Sir Trevor Brooking has vowed to continue with his coaching blueprint even though he cannot get the professional game to fall in line with his ideas for improving young players.
As the Football Association's director of technical development, Brooking has been charged with the task of increasing standards in youth football, thus improving the chances of the England senior team. Brooking has identified a dearth in skills between the key development ages of five to 16, where the involvement of qualified coaches is at its lowest point.
But so far, despite some excellent work through sponsors Tesco, he has been unable to get a unified strategy, with clubs pocketing £180,000 a year from central funds with no obvious assessment of the work currently being done. Brooking accepts the situation is far from ideal. However, after a three-year vacuum, the former England midfielder is now focused on making his ideas work, even if his efforts must, for now, be solely concentrated at grassroots level.

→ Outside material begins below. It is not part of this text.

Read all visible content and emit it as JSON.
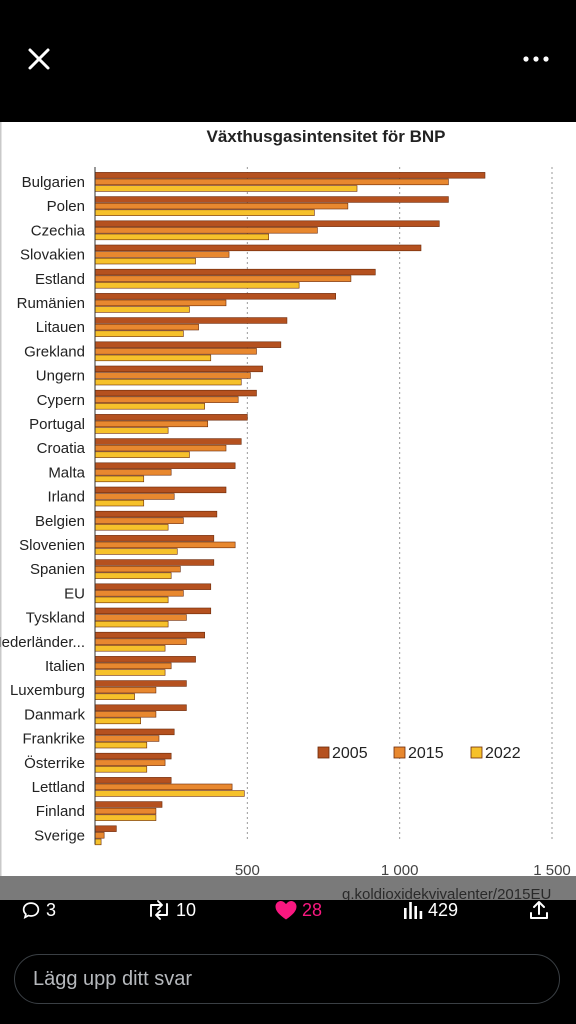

"We needed investment on the coaching side and felt we knew what we were doing in the grassroots. If we waited for an agreement from the professional side, this document would never have surfaced, so we have just pushed on," Brooking said. "In the end you hope the various constituent parts will buy into the document and then the professional game come round to it."
The source of Brooking's frustration is obvious. It is widely accepted that some kind of strategy is required if English youngsters are not to slide even further behind their compatriots across Europe.
Funding is in place, too, around £20m of it annually to be exact. Not surprisingly, Brooking wants some control over how it is spent, putting in place a quality threshold and revised targets.